– Madre mía ! Cara de mierda ! Nubecito ! J’ai oublié Nubecito ! Ola m’a confié Nubecito il y a moins d’une heure et je l’ai déjà perdu.
Affolé, Diego courait dans tous les sens en jurant et hurlant. Dios mío ! Cabrón ! Les yeux rivés au ciel, évidemment, il bousculait tout le monde, se cognait, tombait, repartait, criant de plus belle. Donc, il court, il jure, il tombe ; il court, il tombe, il jure… Bref (j’abrège parce que je ne dois pas dépasser 2000 signes et qu’on doit préparer un long voyage), il rejoint sa barque et tue deux oiseaux avec une seule pierre : il trouve Brad endormi sur le sable à l’ombre du bateau et retrouve Nubecito qui surplombait sagement la situation.
Très étonné de voir comme le sable avalait les vagues, les unes après les autres, Nubecito méditait. Il avait souvent entendu son amie Ola demander, mais qu’y a-t-il après le déferlement ? À cette heure, elle devait avoir sa réponse. Lui en était encore au temps des questions.
– Hola hijo, dit tout sourire Diego, attention, le camaron qui dort, le courant l’emporte !
Brad se réveilla lentement, aucunement surpris de ne pas comprendre l’allusion. Un père français, une mère russe, bringuebalé de la Chine au Portugal, en passant par l’Inde et le Japon. Il parlait cinq langues. Il parlait mal cinq langues, dont l’espagnol.
– Écoute fils, je dois trouver Ludmilla. C’est très urgent.
Oui, après le déferlement ? Il n’avait pas lu Pythagore, Nubecito, et ignorait tout de la métempsychose. Il n’avait aucune notion d’hydrométéorologie non plus, pourtant, quelque chose lui laissait penser qu’Ola “existait” encore. Oh là là, pensa-t-il en se faisant rire lui-même.
– Ça tombe bien, elle arrive. Ludmilla a pris le bus ce matin à Guadalajara, je vais la chercher à la gare de Puerto Vallarta vers 13 heures.

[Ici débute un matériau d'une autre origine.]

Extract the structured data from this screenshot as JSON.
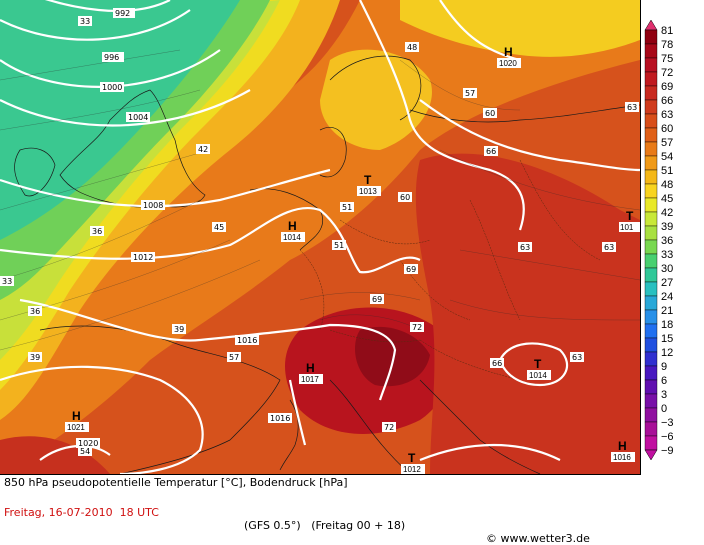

Ludmilla n’était pas de la famille des camarons que le courant emporte. Elle était intelligente, volontaire et très travailleuse. Elle s’était inscrite en commerce international à l’université de Guadalajara, mais tout l’intéressait. Le lundi soir elle suivait un cours d’anthropologie et le mercredi un cours de littérature française (dispensé par Nadja, la mère de Brad – et oui, le monde est petit, et même tout petit dans un blog). Et pour finir, le samedi et le dimanche, elle travaillait à l’agence de tourisme Voyage Voyage, avenue Moctezuma. Brad, elle l’aimait bien.